One may even say that the past is not accessible to us simply because it is too far away. And then we've the — Antikythera mechanism.

Antikythera mechanism

The Antikythera mechanism is an ancient artifact believed to be an early clockwork mechanism. It was discovered in a shipwreck off the Greek island of Antikythera, between Kythera and Crete, and has been dated to about 87 BCE. The wreck was discovered in 1900 at a depth of about 40m (140 feet), and many statues and other works were retrieved from it by sponge divers. On May 17, 1902 archaeologist Spyridon Stais noticed that one of the pieces of rock had a gear wheel embedded in it.

The mechanism is the oldest surviving geared mechanism, made from bronze in a wooden frame, and has puzzled and intrigued historians of science and technology since its discovery. The most commonly accepted theory of its function is that it was an analog computer designed to track the movements of heavenly objects. Recent working reconstructions of the device support this analysis. The device is all the more impressive for its use of a differential gear, which was previously believed to have been invented in the 13th century CE.

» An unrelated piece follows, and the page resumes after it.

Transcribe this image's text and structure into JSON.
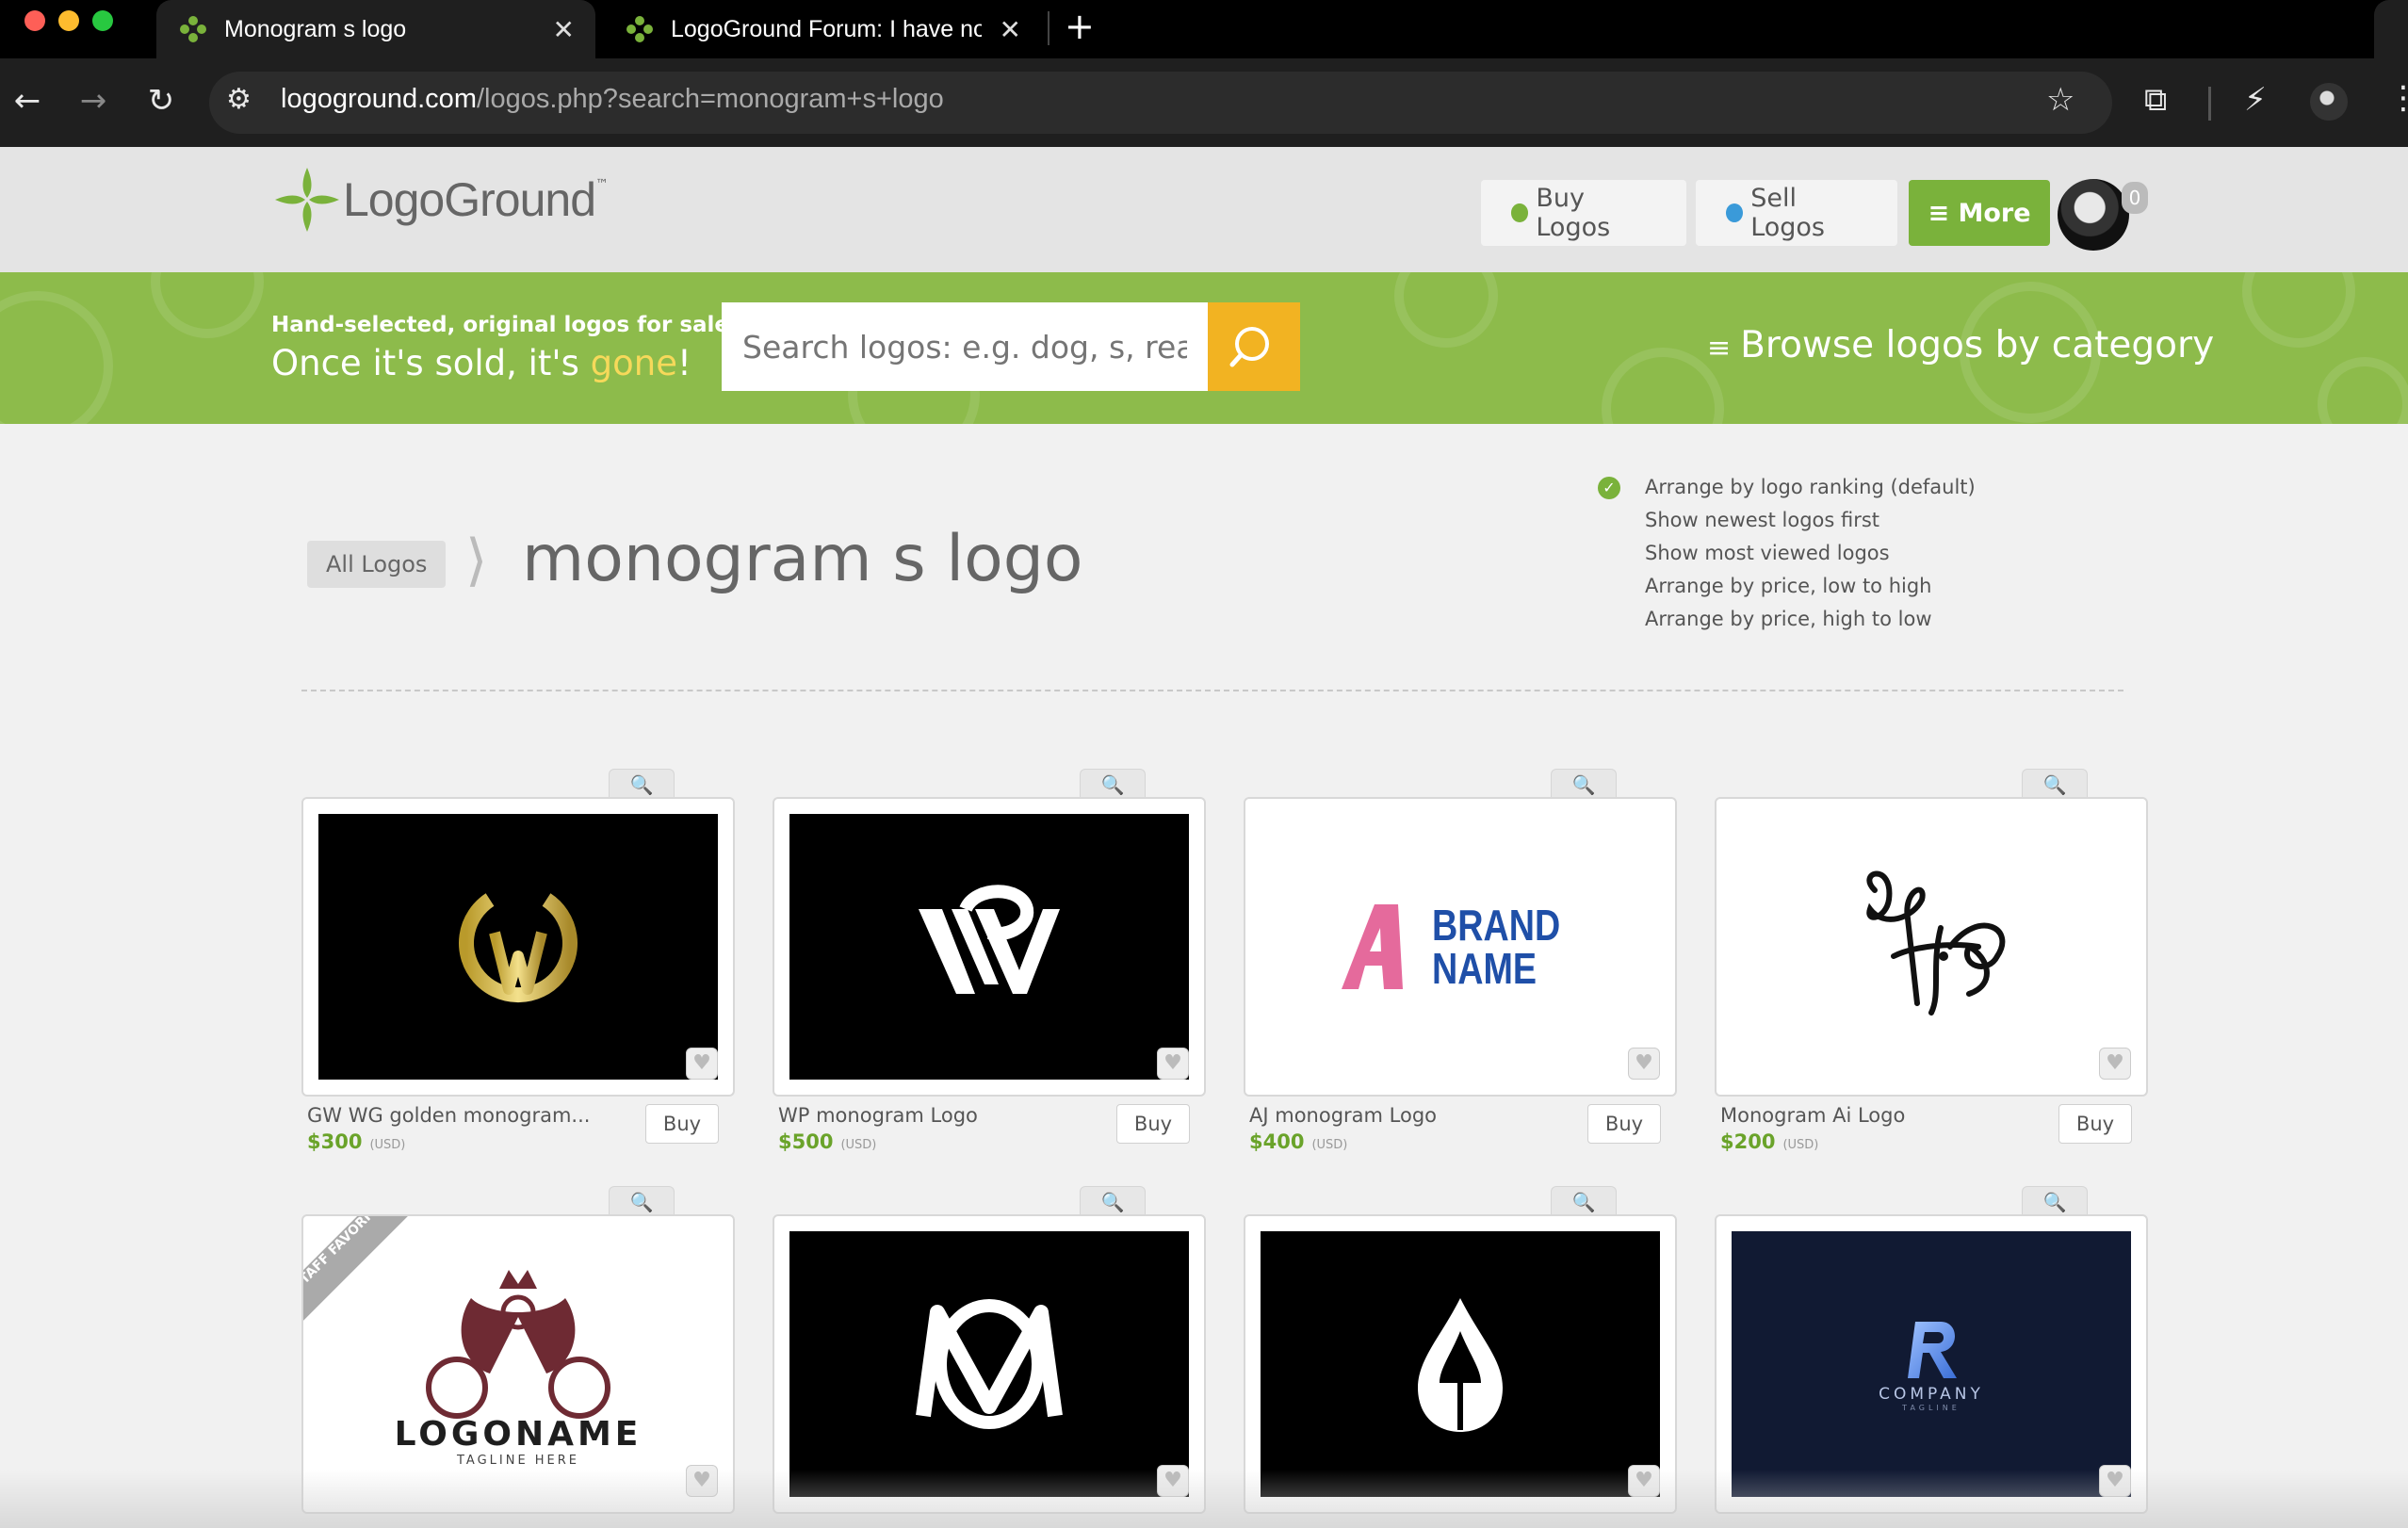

The late Professor Derek De Solla Price, a science historian working at Yale University, published an article on the mechanism in Scientific American in June 1959 while the device was still only partially inspected. In 1973 or 1974 he published an analysis based on gamma ray imaging by Greek archaeologists. He claimed that the device had been built by a Greek astronomer, Geminus of Rhodes. His conclusion was not accepted by experts at the time, who believed that the Ancient Greeks had the theoretical knowledge but not the necessary practical skills.

A partial reconstruction was built by Australian computer scientist Allan George Bromley (1947 - 2002) of the University of Sydney and Sydney clockmaker Frank Percival. This project led Bromley to review Price's X-ray analysis and to make new, more accurate X-ray images that were studied by Bromley's student, Bernard Gardner, in 1993.

Later, a British orrery maker named John Gleave constructed a working replica of the mechanism. According to his reconstruction, the front dial shows the annual progress of the Sun and Moon through the zodiac against the Egyptian calendar. The upper rear dial displays a four-year period and has associated dials showing the Metonic cycle of 235 synodic months, which equals 19 solar years. A synodic month is the period between two new moons. The lower rear dial plots the cycle of a single synodic month, with a secondary dial showing the lunar year of 12 synodic months.

Another reconstruction was made in 2002 by Michael Wright, mechanical engineering curator for the Science Museum in London, working with Bernard Gardner of Sydney. The original mechanism is kept in the National Archaeological Museum in Athens. The Antikythera mechanism is occasionally interpreted as an anachronism by those attempting to prove the occurrence of time travel (see anachronism and time travel).